I self-identify as a Christian, and traditionally, most Christians go to church. That’s a huge marker for Christians; we do church.

On a personal level, I believe it matters. My experience with church – at least my most recent experience – is that it provides a ripe environment for authentic community. Seems to me that most everybody is interested in spiritual things, and the church I attend allows for healthy tribes of people interested in exploring those things. Fundamentally, our church passionately follows the teachings of Jesus – but there’s room for questions and struggles and the messiness that comes with being human.

I follow Jesus, and I go to church. I think it’s a good thing. I think it’s good for kids to be in church; I think it’s good for people to connect in community in a church.

But it gets dicey, because I also work for a church. The people who go to church, give to church; and part of that cold, hard cash puts the food on my table every week. Sometimes, when I talk (or write) about PCC, I consider whether or not it seems like something close to self-promotion – whether or not there’s a conflict of interest. After all, if I can talk you into going to my church – and giving to my church – does that mean there is profit in it for me?

This concerns me.

It’s SO not the point, but it’s understandable that anytime I get on my go-to-church soapbox, it could be perceived as a) Join my club! It’s the best club ever! Do what I do and validate what I believe! or b) Come to my church! Give money! Help us get BIGGER! Help me pay for my new kitchen! The cynics among us could have a field day with my motivation as I sing the praises of Powhatan Community Church.

But here’s the thing: I work for PCC. It’s my job. And just like your job, I have specific responsibilities; they include organization of music, caring for people, planning, programming, editing messages, strategic planning and thinking creatively. And other stuff. I have a job description. I do my job. But never have I been asked to “promote” PCC as part of my job.

I just do.

I just happen to be passionate about the mission of my church, and about the opportunity it offers for truly engaging in life as a follower of Jesus. I am fortunate, in that I love and respect everything about the institution that provides my gainful employment. I would feel this way even if I didn’t work there.

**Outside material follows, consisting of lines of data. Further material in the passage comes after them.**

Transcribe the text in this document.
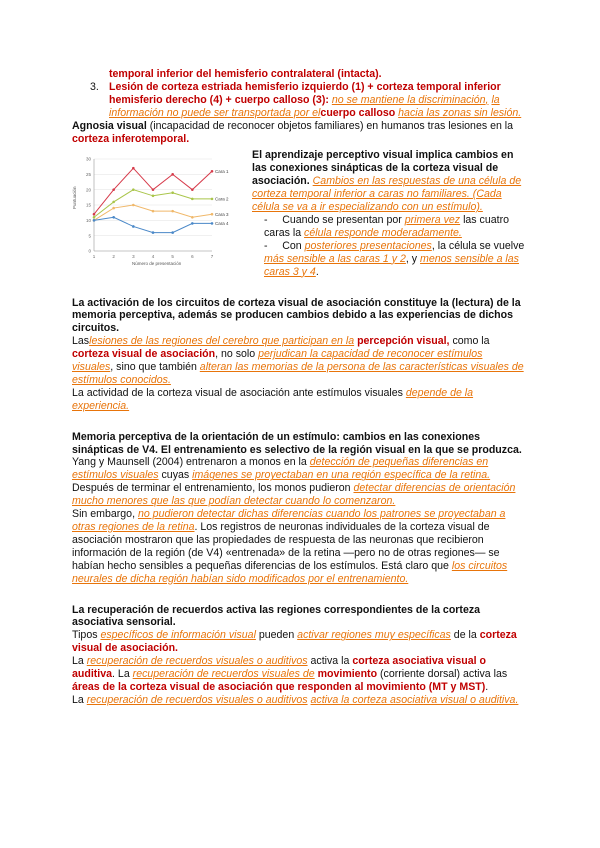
temporal inferior del hemisferio contralateral (intacta).

3. Lesión de corteza estriada hemisferio izquierdo (1) + corteza temporal inferior hemisferio derecho (4) + cuerpo calloso (3): no se mantiene la discriminación, la información no puede ser transportada por elcuerpo calloso hacia las zonas sin lesión.

Agnosia visual (incapacidad de reconocer objetos familiares) en humanos tras lesiones en la corteza inferotemporal.

0
5
10
15
20
25
30
1	2	3	4	5	6	7
Cara 1
Cara 2
Cara 3
Cara 4
Número de presentación
Puntuación

El aprendizaje perceptivo visual implica cambios en las conexiones sinápticas de la corteza visual de asociación. Cambios en las respuestas de una célula de corteza temporal inferior a caras no familiares. (Cada célula se va a ir especializando con un estímulo).

- Cuando se presentan por primera vez las cuatro caras la célula responde moderadamente.

- Con posteriores presentaciones, la célula se vuelve más sensible a las caras 1 y 2, y menos sensible a las caras 3 y 4.

La activación de los circuitos de corteza visual de asociación constituye la (lectura) de la memoria perceptiva, además se producen cambios debido a las experiencias de dichos circuitos.

Laslesiones de las regiones del cerebro que participan en la percepción visual, como la corteza visual de asociación, no solo perjudican la capacidad de reconocer estímulos visuales, sino que también alteran las memorias de la persona de las características visuales de estímulos conocidos.

La actividad de la corteza visual de asociación ante estímulos visuales depende de la experiencia.

Memoria perceptiva de la orientación de un estímulo: cambios en las conexiones sinápticas de V4. El entrenamiento es selectivo de la región visual en la que se produzca.

Yang y Maunsell (2004) entrenaron a monos en la detección de pequeñas diferencias en estímulos visuales cuyas imágenes se proyectaban en una región específica de la retina.

Después de terminar el entrenamiento, los monos pudieron detectar diferencias de orientación mucho menores que las que podían detectar cuando lo comenzaron.

Sin embargo, no pudieron detectar dichas diferencias cuando los patrones se proyectaban a otras regiones de la retina. Los registros de neuronas individuales de la corteza visual de asociación mostraron que las propiedades de respuesta de las neuronas que recibieron información de la región (de V4) «entrenada» de la retina —pero no de otras regiones— se habían hecho sensibles a pequeñas diferencias de los estímulos. Está claro que los circuitos neurales de dicha región habían sido modificados por el entrenamiento.

La recuperación de recuerdos activa las regiones correspondientes de la corteza asociativa sensorial.

Tipos específicos de información visual pueden activar regiones muy específicas de la corteza visual de asociación.

La recuperación de recuerdos visuales o auditivos activa la corteza asociativa visual o auditiva. La recuperación de recuerdos visuales de movimiento (corriente dorsal) activa las áreas de la corteza visual de asociación que responden al movimiento (MT y MST).

La recuperación de recuerdos visuales o auditivos activa la corteza asociativa visual o auditiva.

I don’t encourage people to go to church because it benefits me, or makes our church bigger.

I encourage people to go because I know this to be true: Lives change.

People are transformed.

Hope is renewed

Help is received.

I believe that’s why the earliest Christ-followers clung together after Jesus’ death and resurrection. I believe that’s why we are still drawn to be with other people in community today. We’re hard-wired to need one another; we make one another better. It really works.

And it makes a difference.

The point of all this was to offer you some proof, to shed a little light. 

Angie wrote about a church connection that impacted my family in a major way. She works for the church, too. Her perspective is unique. Read her story here. It made me cry. If you know Sarah and Shannon, you might cry, too.

Matthew wrote about his journey, one that has also intersected with my family. I had a front-row seat for this one, and it’s an amazing tale. Read his words here.

Karen has seen her share of joy and sorrow in the past several years. The church became a touch point for her, a tether as she shouted her questions to the sky. She got answers. She’s asking more questions. It’s a beautiful thing. Read her most recent musing here.

There’s a little proof, a little light. Somebody figured this out ahead of time; the local church, when it’s working as it should, is the hope of the world.

I’m glad to be part of bringing that hope. Are you?